Album Review: Cursive's First Album in Six Years Proves Tim Kasher is a Mountain of Words

Album Reviews
10/17/2018
Zach Frimmel
Photo by Tony Bonacci

Twenty-four years into their art-rock anthology, Cursive continues to lyrically demonstrate their socio-cultural angularity and irreverent staying power. Dystopian times, no Promise Land, failed relationships, civil accountability, bubbles of truth, and obsession of money are all in the sights of the wind-up merchant and frontman Tim Kasher. By blending their inaugural dissonance from Domestica, recalling their iconic element of Ugly Organ-era cello (now by Megan Siebe), and waxing their career-long apostatical poetics, Vitriola is a sonic affirmation that vibrational vitriol isn’t just a college-callow sport for youngsters to play. With founding members Ted Stevens (guitar, vocals) and Matt Maginn (bass), plus touring member Patrick Newberry (keys), the Omaha outfit’s latest opus Vitriola stamps their eighth studio album to date, their first full-length in six years, and a satiating reunion, since Happy Hollow, with producer/mogul Mike Mogis and founding drummer Clint Schnase. Vitriola also marks their momentous departure from Saddle Creek after twenty years now having established their own label called 15 Passenger, which also rosters Seattle’s David Bazan and Sean Lane, Chicago’s Campdogzz, and – of course – Tim Kasher’s eponymous solo project. 

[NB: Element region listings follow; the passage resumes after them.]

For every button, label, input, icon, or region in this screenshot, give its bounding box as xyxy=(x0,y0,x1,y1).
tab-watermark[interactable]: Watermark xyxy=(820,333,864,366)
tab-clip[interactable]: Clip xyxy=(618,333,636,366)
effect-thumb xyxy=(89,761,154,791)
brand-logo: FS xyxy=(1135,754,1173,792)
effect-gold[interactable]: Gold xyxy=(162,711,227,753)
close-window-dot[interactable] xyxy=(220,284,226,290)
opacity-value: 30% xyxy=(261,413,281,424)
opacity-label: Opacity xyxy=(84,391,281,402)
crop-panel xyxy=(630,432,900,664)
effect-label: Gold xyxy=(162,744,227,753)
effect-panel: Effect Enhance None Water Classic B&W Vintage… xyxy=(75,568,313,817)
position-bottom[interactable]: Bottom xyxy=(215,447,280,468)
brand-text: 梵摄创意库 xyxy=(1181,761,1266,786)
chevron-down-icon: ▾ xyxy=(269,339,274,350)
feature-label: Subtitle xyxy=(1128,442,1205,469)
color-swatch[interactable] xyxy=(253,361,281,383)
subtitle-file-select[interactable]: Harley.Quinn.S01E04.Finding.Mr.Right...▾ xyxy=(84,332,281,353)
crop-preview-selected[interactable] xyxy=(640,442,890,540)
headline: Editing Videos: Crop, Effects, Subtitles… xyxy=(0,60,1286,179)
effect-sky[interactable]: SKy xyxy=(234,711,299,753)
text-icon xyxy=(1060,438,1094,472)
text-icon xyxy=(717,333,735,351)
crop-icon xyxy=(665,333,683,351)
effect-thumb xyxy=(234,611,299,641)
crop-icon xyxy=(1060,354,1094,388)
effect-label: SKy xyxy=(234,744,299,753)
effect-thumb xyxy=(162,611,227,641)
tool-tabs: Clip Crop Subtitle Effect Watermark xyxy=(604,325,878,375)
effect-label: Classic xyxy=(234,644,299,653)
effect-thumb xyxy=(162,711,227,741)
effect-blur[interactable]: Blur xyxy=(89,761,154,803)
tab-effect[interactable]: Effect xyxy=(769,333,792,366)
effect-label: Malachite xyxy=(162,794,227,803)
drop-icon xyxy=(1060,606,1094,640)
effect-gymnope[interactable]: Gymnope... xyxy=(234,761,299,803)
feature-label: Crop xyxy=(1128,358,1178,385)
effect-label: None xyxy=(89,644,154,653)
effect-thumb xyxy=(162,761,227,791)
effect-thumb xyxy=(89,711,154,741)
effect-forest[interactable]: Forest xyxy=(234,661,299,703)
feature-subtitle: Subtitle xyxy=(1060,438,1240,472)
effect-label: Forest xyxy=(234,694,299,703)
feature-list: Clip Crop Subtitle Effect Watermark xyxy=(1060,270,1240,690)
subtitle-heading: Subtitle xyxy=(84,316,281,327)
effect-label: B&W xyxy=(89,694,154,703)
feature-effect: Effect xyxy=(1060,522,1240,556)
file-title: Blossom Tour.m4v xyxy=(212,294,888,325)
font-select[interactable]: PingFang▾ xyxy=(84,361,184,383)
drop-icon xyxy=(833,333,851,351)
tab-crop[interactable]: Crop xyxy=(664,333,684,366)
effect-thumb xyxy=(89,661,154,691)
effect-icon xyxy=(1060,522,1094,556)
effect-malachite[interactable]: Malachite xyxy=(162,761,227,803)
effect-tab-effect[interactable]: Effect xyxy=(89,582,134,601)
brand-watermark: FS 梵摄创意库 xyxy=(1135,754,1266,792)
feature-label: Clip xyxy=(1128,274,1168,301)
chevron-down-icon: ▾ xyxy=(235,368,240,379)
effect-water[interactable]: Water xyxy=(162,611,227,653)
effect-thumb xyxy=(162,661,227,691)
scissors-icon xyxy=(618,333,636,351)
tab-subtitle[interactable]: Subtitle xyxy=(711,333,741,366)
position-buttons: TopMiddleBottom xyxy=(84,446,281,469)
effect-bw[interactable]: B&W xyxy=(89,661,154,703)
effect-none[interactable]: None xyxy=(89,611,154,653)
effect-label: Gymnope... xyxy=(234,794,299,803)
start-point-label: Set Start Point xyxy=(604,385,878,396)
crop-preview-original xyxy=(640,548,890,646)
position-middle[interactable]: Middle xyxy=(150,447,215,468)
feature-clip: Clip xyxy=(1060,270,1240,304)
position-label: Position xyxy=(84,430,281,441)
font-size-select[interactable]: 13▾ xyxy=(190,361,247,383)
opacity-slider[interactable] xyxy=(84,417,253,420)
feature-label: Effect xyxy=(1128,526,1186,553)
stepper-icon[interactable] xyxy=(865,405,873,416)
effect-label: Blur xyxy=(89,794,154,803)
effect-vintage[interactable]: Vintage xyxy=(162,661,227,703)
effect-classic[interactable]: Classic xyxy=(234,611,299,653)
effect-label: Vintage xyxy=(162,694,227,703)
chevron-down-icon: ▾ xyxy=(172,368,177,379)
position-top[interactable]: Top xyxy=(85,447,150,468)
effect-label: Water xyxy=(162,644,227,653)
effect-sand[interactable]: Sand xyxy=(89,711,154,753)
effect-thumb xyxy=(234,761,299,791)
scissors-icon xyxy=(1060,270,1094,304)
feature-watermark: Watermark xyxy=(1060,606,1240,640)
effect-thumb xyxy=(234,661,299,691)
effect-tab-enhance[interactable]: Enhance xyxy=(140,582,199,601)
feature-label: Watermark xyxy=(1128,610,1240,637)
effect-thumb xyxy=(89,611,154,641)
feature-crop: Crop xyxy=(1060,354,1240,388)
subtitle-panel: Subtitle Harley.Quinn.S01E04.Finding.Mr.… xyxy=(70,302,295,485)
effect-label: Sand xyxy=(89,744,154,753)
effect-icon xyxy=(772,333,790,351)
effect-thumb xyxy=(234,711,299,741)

On the opening track “Free To Be Or Not To Be You And Me,” Vitriola commences with startlingly Big Bang, staccato sharpness – the Big Bang being a motif that Kasher often flirts (e.g. “Big Bang” from their 2006 Happy Hollow). The chords quickly move into decaying notes one after another until they reach their purpose for the first verse. “So I dug deep down / deep inside myself” swiftly elicits Tim Kasher’s signature self-aware and introspective modus operandi, which soon results in “Just another human organism / obsessed with -isms.” There’s an ominous heartbeat throughout the song – and the whole album really – that de-escalates into the second track “Pick Up The Pieces,” which showcases a prominent cello presence and classic Cursive heavy-hitting progressions with guitar and cello taking turns on the riff accents. 

 

“It’s Gonna Hurt” and “Under The Rainbow” respectively act as the third and second singles of the 44-minute chronicling of the doomsday clock. If there’s one distinction of a Cursive song or record it’s the witty wordplay and half-yelping-half-yearning catharsis of Tim Kasher spewing emotive allegories and Biblical blasphemies into the void as we have on these tracks. We get a slight reprieve from all the catchy riffs and chaos with the more atmospheric “Remorse” awash with ballad-like piano twinkling. However, the pretty and happy parts can only last a couple minutes in Kasherland until the piano literally sounds like it’s being smashed and all that is innocent collapses and we’re back to a harsher reality in “Ouroboros” –  the clearest example on Vitriola of the hybridized continuum of Cursive’s evolved sound with allusions to Burst and Bloom-echoing distortion and tone. And you really can’t get any more Kasher-ian than the stanza from this song, “We were blessed with an enlightened intellect / Enlightened intellect made the internet / The internet gave the world a mouthpiece / That swallowed our enlightened intellect / The voice of man has been exposed / As vitriol — don’t gotta read between the HTML.” 

If Shakespeare were alive today Tim Kasher would easily be one of his tragic characters. “Everending” houses the epitome of Kasher’s pathos. With “Trying to make this life seem less absurd / Trying to make a mountain out of words” expounds Kasher’s heart-on-his-sleeve flaws with his triumph and downfall being his heroic self-criticism of “Can you imagine such hubris got me this far?” in the poppiest song in the mix, “Ghost Writer.” Then we’re back to discordant guitar behaviors starting off “Life Savings” – the first single off Vitriola – but we’re lead into a more straightforward songwriting and beautifully bleak guest vocals by Jessica Price of Campdogzz. Clocking in at 7:27, “Noble Soldier / Dystopian Lament” appreciatively summons Cursive’s habit of long-form codas like “What Have I Done?” off Mama, I’m Swollen and “Staying Alive” off The Ugly Organ, their pièce de résistance. There’s a thrash-then-back-to-normal thread all the way until this album ender, which displays a calligraphic shape and dynamic flow throughout the record. The sfumato segue between the two-parter comes in around 2:20 with an orchestral crescendo lining the walls of Kasher’s angsty animadversion until the fluttering fuzz of guitars and drums transcend into a dark-drone, cathedral-like om.